Wednesday, March 14, 2018

Seven Views of Olduvai Gorge by Mike Resnick

Artful anthropological sci-fi short
Mike Resnick’s science fiction story “Seven Views of Olduvai Gorge” was originally published in the October/November 1994 issue of The Magazine of Fantasy and Science Fiction. Though the publisher Phoenix Pick is packaging and selling this work on Amazon as if it were a novella, it’s really not long enough to qualify as one. In Resnick’s 2012 collection The Incarceration of Captain Nebula and Other Lost Futures, “Seven Views of Olduvai Gorge” only takes up 47 printed pages. So it’s really only a short story, or perhaps a “novelette,” which is fine, as long as you know what you’re getting before you spend your money. Fortunately, it happens to be a very good short story. It won the Hugo and Nebula awards for best novella of the year and was nominated for a number of other international sci-fi prizes.

Resnick has repeatedly traveled to Africa and frequently sets his science fiction stories there. For anyone who doesn’t know, Olduvai Gorge is a valley in Tanzania where many of the earliest specimens of human remains have been found. Much of our knowledge of the evolution of mankind has come from the fossils dug from the soil of Olduvai Gorge, which have fleshed out the human family tree with such progenitors and relatives as Homo habilis, Paranthropus boisei, Homo erectus, and early Homo sapiens. Resnick’s story thus falls into the category of anthropological and archaeological science fiction, a subgenre I always enjoy, though good examples of which are infrequent and hard to find.

The story takes place thousands of years in the future. The narrator, a member of an alien species, informs us that mankind is now extinct. While they lived, however, humans ruled the universe, mercilessly conquering millions of worlds and reigning over their interplanetary empire with an iron fist. Now, almost 5,000 years after humanity’s demise, an archaeological expedition made up of scientists of a number of extraterrestrial races makes a pilgrimage to Olduvai Gorge to learn what they can about mankind’s origins. The narrator, known as He Who Views, has the special sensory power of feeling the history of artifacts that are subjected to his examination. As members of the expedition uncover objects from the Gorge, the narrator reveals the stories behind the items, thus sketching out the history of humanity in the region from the prehistoric past to the far-off future.

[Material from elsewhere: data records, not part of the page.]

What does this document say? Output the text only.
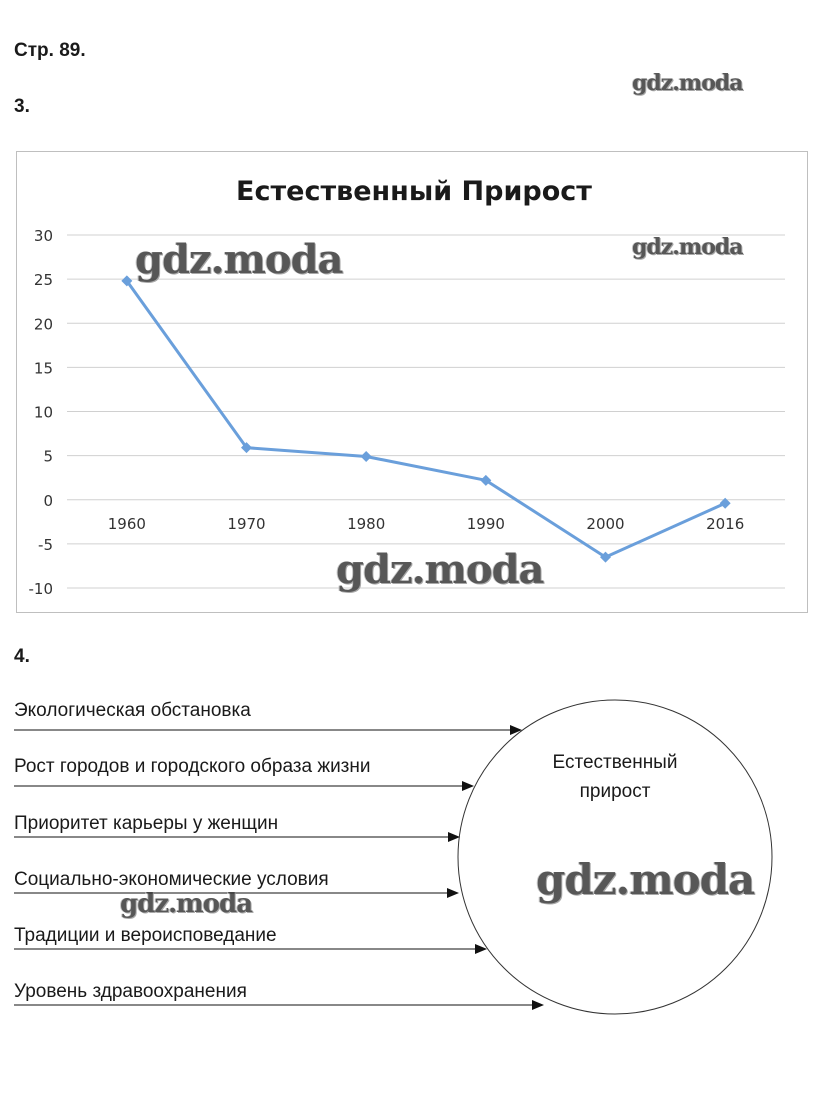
Стр. 89.
3.
gdz.moda
Естественный Прирост
30
25
20
15
10
5
0
-5
-10
1960	1970	1980	1990	2000	2016
gdz.moda	gdz.moda
gdz.moda
4.
Естественный
прирост
Экологическая обстановка
Рост городов и городского образа жизни
Приоритет карьеры у женщин
Социально-экономические условия
Традиции и вероисповедание
Уровень здравоохранения
gdz.moda	gdz.moda
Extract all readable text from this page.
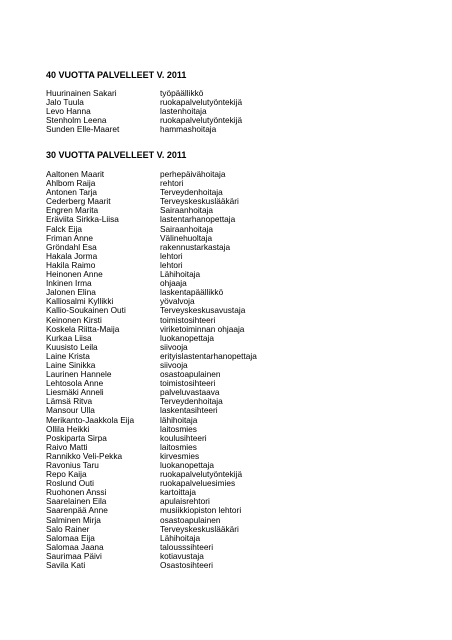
40 VUOTTA PALVELLEET V. 2011
Huurinainen Sakari	työpäällikkö
Jalo Tuula	ruokapalvelutyöntekijä
Levo Hanna	lastenhoitaja
Stenholm Leena	ruokapalvelutyöntekijä
Sunden Elle-Maaret	hammashoitaja
30 VUOTTA PALVELLEET V. 2011
Aaltonen Maarit	perhepäivähoitaja
Ahlbom Raija	rehtori
Antonen Tarja	Terveydenhoitaja
Cederberg Maarit	Terveyskeskuslääkäri
Engren Marita	Sairaanhoitaja
Eräviita Sirkka-Liisa	lastentarhanopettaja
Falck Eija	Sairaanhoitaja
Friman Anne	Välinehuoltaja
Gröndahl Esa	rakennustarkastaja
Hakala Jorma	lehtori
Hakila Raimo	lehtori
Heinonen Anne	Lähihoitaja
Inkinen Irma	ohjaaja
Jalonen Elina	laskentapäällikkö
Kalliosalmi Kyllikki	yövalvoja
Kallio-Soukainen Outi	Terveyskeskusavustaja
Keinonen Kirsti	toimistosihteeri
Koskela Riitta-Maija	viriketoiminnan ohjaaja
Kurkaa Liisa	luokanopettaja
Kuusisto Leila	siivooja
Laine Krista	erityislastentarhanopettaja
Laine Sinikka	siivooja
Laurinen Hannele	osastoapulainen
Lehtosola Anne	toimistosihteeri
Liesmäki Anneli	palveluvastaava
Lämsä Ritva	Terveydenhoitaja
Mansour Ulla	laskentasihteeri
Merikanto-Jaakkola Eija	lähihoitaja
Ollila Heikki	laitosmies
Poskiparta Sirpa	koulusihteeri
Raivo Matti	laitosmies
Rannikko Veli-Pekka	kirvesmies
Ravonius Taru	luokanopettaja
Repo Kaija	ruokapalvelutyöntekijä
Roslund Outi	ruokapalveluesimies
Ruohonen Anssi	kartoittaja
Saarelainen Eila	apulaisrehtori
Saarenpää Anne	musiikkiopiston lehtori
Salminen Mirja	osastoapulainen
Salo Rainer	Terveyskeskuslääkäri
Salomaa Eija	Lähihoitaja
Salomaa Jaana	talousssihteeri
Saurimaa Päivi	kotiavustaja
Savila Kati	Osastosihteeri
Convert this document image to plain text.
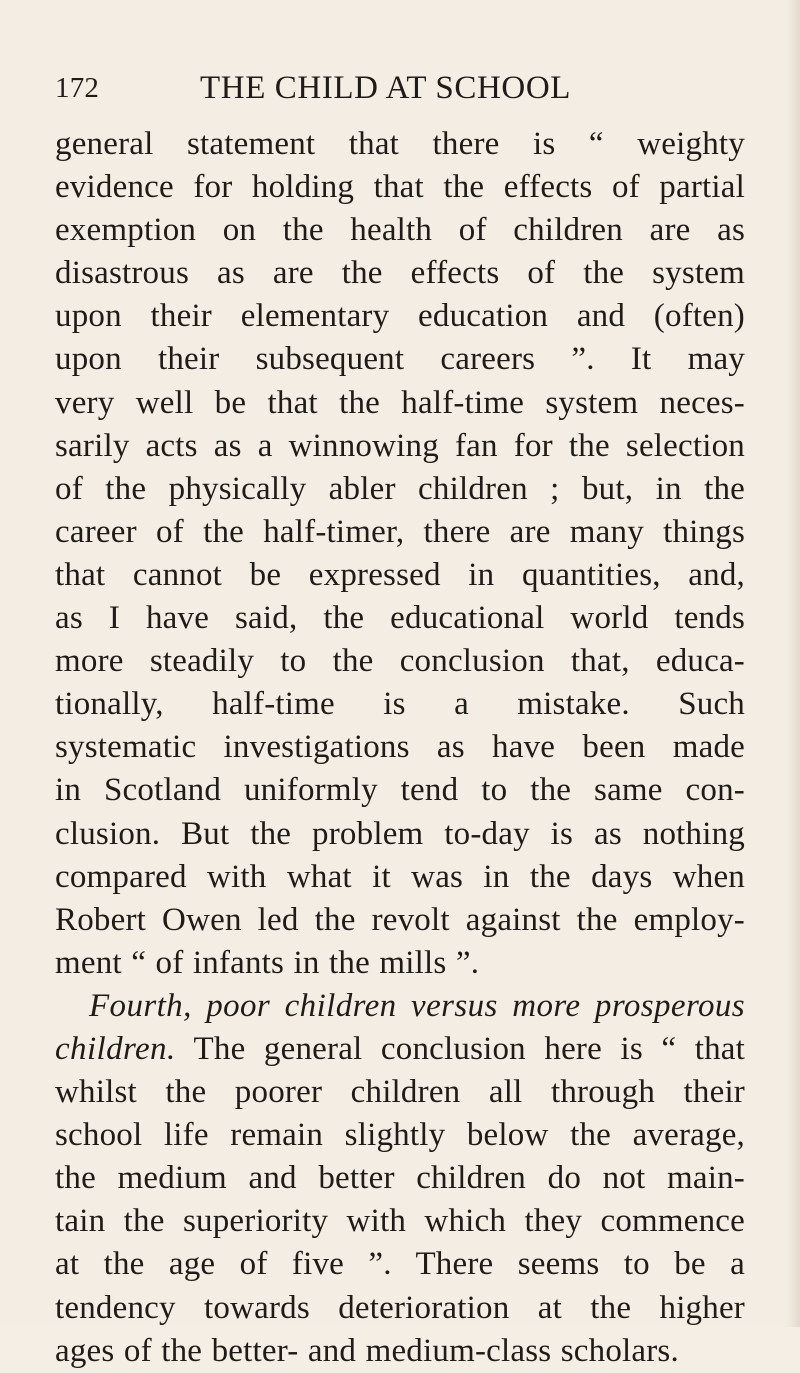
172	THE CHILD AT SCHOOL
general statement that there is “ weighty
evidence for holding that the effects of partial
exemption on the health of children are as
disastrous as are the effects of the system
upon their elementary education and (often)
upon their subsequent careers ”. It may
very well be that the half-time system neces-
sarily acts as a winnowing fan for the selection
of the physically abler children ; but, in the
career of the half-timer, there are many things
that cannot be expressed in quantities, and,
as I have said, the educational world tends
more steadily to the conclusion that, educa-
tionally, half-time is a mistake. Such
systematic investigations as have been made
in Scotland uniformly tend to the same con-
clusion. But the problem to-day is as nothing
compared with what it was in the days when
Robert Owen led the revolt against the employ-
ment “ of infants in the mills ”.
Fourth, poor children versus more prosperous
children. The general conclusion here is “ that
whilst the poorer children all through their
school life remain slightly below the average,
the medium and better children do not main-
tain the superiority with which they commence
at the age of five ”. There seems to be a
tendency towards deterioration at the higher
ages of the better- and medium-class scholars.
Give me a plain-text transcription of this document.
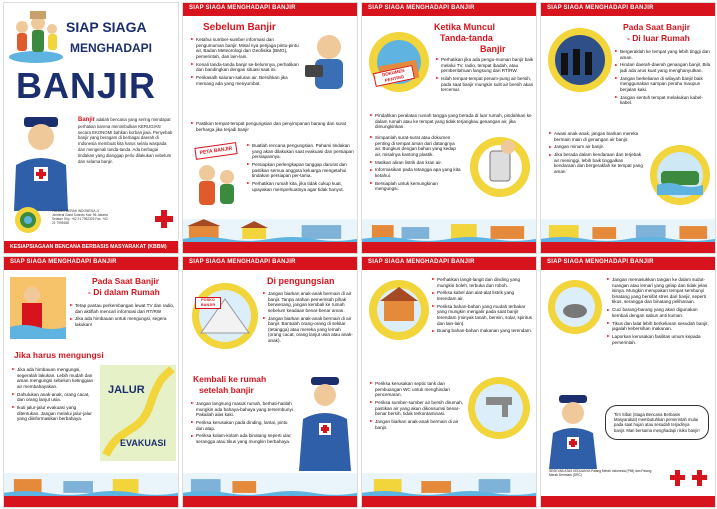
SIAP SIAGA
MENGHADAPI
BANJIR
Banjir adalah bencana yang sering mendapat perhatian karena menimbulkan KERUGIAN secara EKONOMI bahkan korban jiwa. Penyebab banjir yang beragam di berbagai daerah di Indonesia membuat kita harus selalu waspada dan mengenali tanda-tanda. Ada berbagai tindakan yang dianggap perlu dilakukan sebelum dan selama banjir.
PALANG MERAH INDONESIA Jl. Jenderal Gatot Subroto Kav. 96 Jakarta Selatan Telp. +62 21 7992325 Fax. +62 21 7995188
KESIAPSIAGAAN BENCANA BERBASIS MASYARAKAT (KBBM)
SIAP SIAGA MENGHADAPI BANJIR
Sebelum Banjir

Ketahui sumber-sumber informasi dan pengumuman banjir. Misal nya penjaga pintu-pintu air, Badan Meteorologi dan Geofisika (BMG), pemerintah, dan lain-lain.

Kenali tanda-tanda banjir se-belumnya, perhatikan dan bandingkan dengan situasi saat ini.

Perikasalh saluran-saluran air. Bersihkan jika memang ada yang menyumbat.

Pastikan tempat-tempat pengungsian dan penyimpanan barang dan surat berharga jika terjadi banjir

PETA BANJIR

Buatlah rencana pengungsian. Pahami tindakan yang akan dilakukan saat evakuasi dan persiapan persiapannya.

Persiapkan perlengkapan tanggap darurat dan pastikan semua anggota keluarga mengetahui tindakan persiapan per-tama.

Perhatikan rumah kita, jika tidak cukup kuat, upayakan memperkuatnya agar tidak hanyut.

SIAP SIAGA MENGHADAPI BANJIR
Ketika Muncul
Tanda-tanda
Banjir
DOKUMEN PENTING

Perhatikan jika ada pengu-muman banjir baik melalui TV, radio, tempat ibadah, atau pemberitahuan langsung dari RT/RW.

Isilah tempat-tempat penam-pung air bersih, pada saat banjir mungkin sulit air bersih akan tercemar.

Pindahkan peralatan rumah tangga yang berada di luar rumah, pindahkan ke dalam rumah atau ke tempat yang tidak terjangkau genangan air, jika dimungkinkan.

Simpanlah surat-surat atau dokumen penting di tempat aman dari datangnya air. Bungkus dengan bahan yang kedap air, misalnya kantong plastik.

Matikan aliran listrik dan kran air.

Informasikan pada tetangga apa yang kita ketahui.

Bersiaplah untuk kemungkinan mengungsi.

SIAP SIAGA MENGHADAPI BANJIR
Pada Saat Banjir
- Di luar Rumah

Bergeraklah ke tempat yang lebih tinggi dan aman.

Hindari daerah-daerah genangan banjir. Bila jadi ada arus kuat yang menghanyutkan.

Jangan berkeliaran di wilayah banjir baik menggunakan sampan perahu maupun berjalan kaki.

Jangan sentuh tempat melakukan kabel-kabel.

Awasi anak-anak, jangan biarkan mereka bermain main di genangan air banjir.

Jangan minum air banjir.

Jika berada dalam kendaraan dan terjebak air meninggi, lebih baik tinggalkan kendaraan dan bergeraklah ke tempat yang aman

SIAP SIAGA MENGHADAPI BANJIR
Pada Saat Banjir
- Di dalam Rumah

Tetap pantau perkembangan lewat TV dan radio, dan aktiflah mencari informasi dari RT/RW

Jika ada himbauan untuk mengungsi, segera lakukan!

Jika harus mengungsi

Jika ada himbauan mengungsi, segeralah lakukan. Lebih mudah dan aman mengungsi sebelum ketinggian air membahayakan.

Dahulukan anak-anak, orang cacat, dan orang lanjut usia.

Ikuti jalur-jalur evakuasi yang ditentukan. Jangan melalui jalur-jalur yang diinformasikan berbahaya.

JALUR
EVAKUASI
SIAP SIAGA MENGHADAPI BANJIR
Di pengungsian
POSKO BANJIR

Jangan biarkan anak-anak bermain di air banjir. Tanpa arahan pemerintah pihak berwenang, jangan kembali ke rumah sebelum keadaan benar-benar aman.

Jangan biarkan anak-anak bermain di air banjir. Bantulah orang-orang di sekitar (tetangga) atau mereka yang lemah (orang cacat, orang lanjut usia atau anak-anak).

Kembali ke rumah
setelah banjir

Jangan langsung masuk rumah, berhati-hatilah mungkin ada bahaya-bahaya yang tersembunyi. Pakailah alas kaki.

Periksa kerusakan pada dinding, lantai, pintu dan atap.

Periksa kolam-kolam ada binatang seperti ular, serangga atau tikus yang mungkin berbahaya.

SIAP SIAGA MENGHADAPI BANJIR

Perhatikan langit-langit dan dinding yang mungkin boleh, terbuka dan roboh.

Periksa kabel dan alat-alat listrik yang terendam air.

Periksa bahan-bahan yang mudah terbakar yang mungkin mengalir pada saat banjir terendam (minyak tanah, bensin, solar, spiritus dan lain-lain).

Buang bahan-bahan makanan yang terendam.

Periksa kerusakan septic tank dan pembuangan WC untuk menghindari pencemaran.

Periksa sumber-sumber air bersih dirumah, pastikan air yang akan dikonsumsi benar-benar bersih, tidak terkontaminasi.

Jangan biarkan anak-anak bermain di air banjir.

SIAP SIAGA MENGHADAPI BANJIR

Jangan memasukkan tangan ke dalam sudut-ruangan atau lemari yang gelap dan tidak jelas isinya. Mungkin merupakan tempat sembunyi binatang yang bersifat stres dari banjir, seperti tikus, serangga dan binatang peliharaan.

Cuci barang-barang yang akan digunakan kembali dengan sabun anti kuman.

Tikus dan lalat lebih berkeliaran sesudah banjir, jagalah kebersihan makanan.

Laporkan kerusakan fasilitas umum kepada pemerintah.

Tim Sibat (Siaga Bencana Berbasis Masyarakat) membutuhkan pemerintah mulai pada saat hujan atau sesudah terjadinya banjir. Mari bersama menghadapi risiko banjir!
SESEYAB ATAS KEDUANYA Palang Merah Indonesia (PMI) dan Palang Merah Denmark (DRC)
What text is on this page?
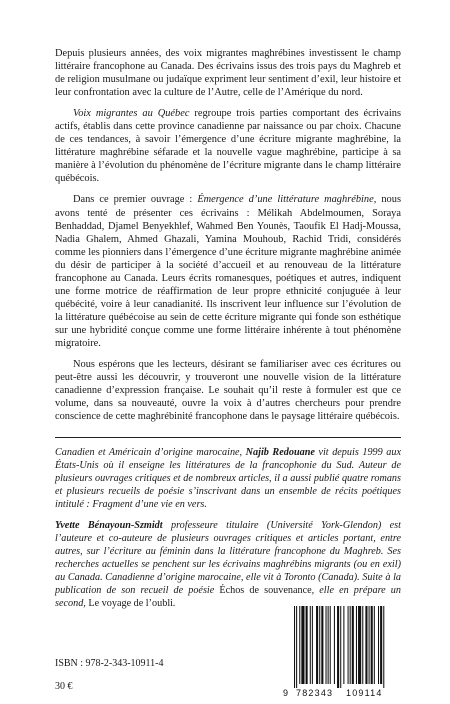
Depuis plusieurs années, des voix migrantes maghrébines investissent le champ littéraire francophone au Canada. Des écrivains issus des trois pays du Maghreb et de religion musulmane ou judaïque expriment leur sentiment d’exil, leur histoire et leur confrontation avec la culture de l’Autre, celle de l’Amérique du nord.

Voix migrantes au Québec regroupe trois parties comportant des écrivains actifs, établis dans cette province canadienne par naissance ou par choix. Chacune de ces tendances, à savoir l’émergence d’une écriture migrante maghrébine, la littérature maghrébine séfarade et la nouvelle vague maghrébine, participe à sa manière à l’évolution du phénomène de l’écriture migrante dans le champ littéraire québécois.

Dans ce premier ouvrage : Émergence d’une littérature maghrébine, nous avons tenté de présenter ces écrivains : Mélikah Abdelmoumen, Soraya Benhaddad, Djamel Benyekhlef, Wahmed Ben Younès, Taoufik El Hadj-Moussa, Nadia Ghalem, Ahmed Ghazali, Yamina Mouhoub, Rachid Tridi, considérés comme les pionniers dans l’émergence d’une écriture migrante maghrébine animée du désir de participer à la société d’accueil et au renouveau de la littérature francophone au Canada. Leurs écrits romanesques, poétiques et autres, indiquent une forme motrice de réaffirmation de leur propre ethnicité conjuguée à leur québécité, voire à leur canadianité. Ils inscrivent leur influence sur l’évolution de la littérature québécoise au sein de cette écriture migrante qui fonde son esthétique sur une hybridité conçue comme une forme littéraire inhérente à tout phénomène migratoire.

Nous espérons que les lecteurs, désirant se familiariser avec ces écritures ou peut-être aussi les découvrir, y trouveront une nouvelle vision de la littérature canadienne d’expression française. Le souhait qu’il reste à formuler est que ce volume, dans sa nouveauté, ouvre la voix à d’autres chercheurs pour prendre conscience de cette maghrébinité francophone dans le paysage littéraire québécois.

Canadien et Américain d’origine marocaine, Najib Redouane vit depuis 1999 aux États-Unis où il enseigne les littératures de la francophonie du Sud. Auteur de plusieurs ouvrages critiques et de nombreux articles, il a aussi publié quatre romans et plusieurs recueils de poésie s’inscrivant dans un ensemble de récits poétiques intitulé : Fragment d’une vie en vers.

Yvette Bénayoun-Szmidt professeure titulaire (Université York-Glendon) est l’auteure et co-auteure de plusieurs ouvrages critiques et articles portant, entre autres, sur l’écriture au féminin dans la littérature francophone du Maghreb. Ses recherches actuelles se penchent sur les écrivains maghrébins migrants (ou en exil) au Canada. Canadienne d’origine marocaine, elle vit à Toronto (Canada). Suite à la publication de son recueil de poésie Échos de souvenance, elle en prépare un second, Le voyage de l’oubli.

ISBN : 978-2-343-10911-4
30 €
9 782343 109114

“Seven Views from Olduvai Gorge” is hard to get into at first. The narrative’s unique time-travel device is admirably innovative, but the first few vignettes, taking place in the past, are more historical fiction than sci-fi, leaving the reader to wonder when Resnick is actually going to venture into speculation about the future of mankind. In its latter half, however, the story really takes off, and Resnick’s dystopian future brings into focus mankind’s destructive propensities for violence, avarice, and environmental degradation. The story succeeds both as mind-expanding science fiction and as thought-provoking social commentary. Resnick has the ability to render extraordinary concepts and events in a way that grounds them in the realm of the realistic. His writing reminds me of the work of Clifford D. Simak, which is one of the best compliments I could give any sci-fi writer. Whether a work of fiction this short is worth the cover price may be up for debate, but there’s no denying that “Seven Views of Olduvai Gorge” is a worthwhile read.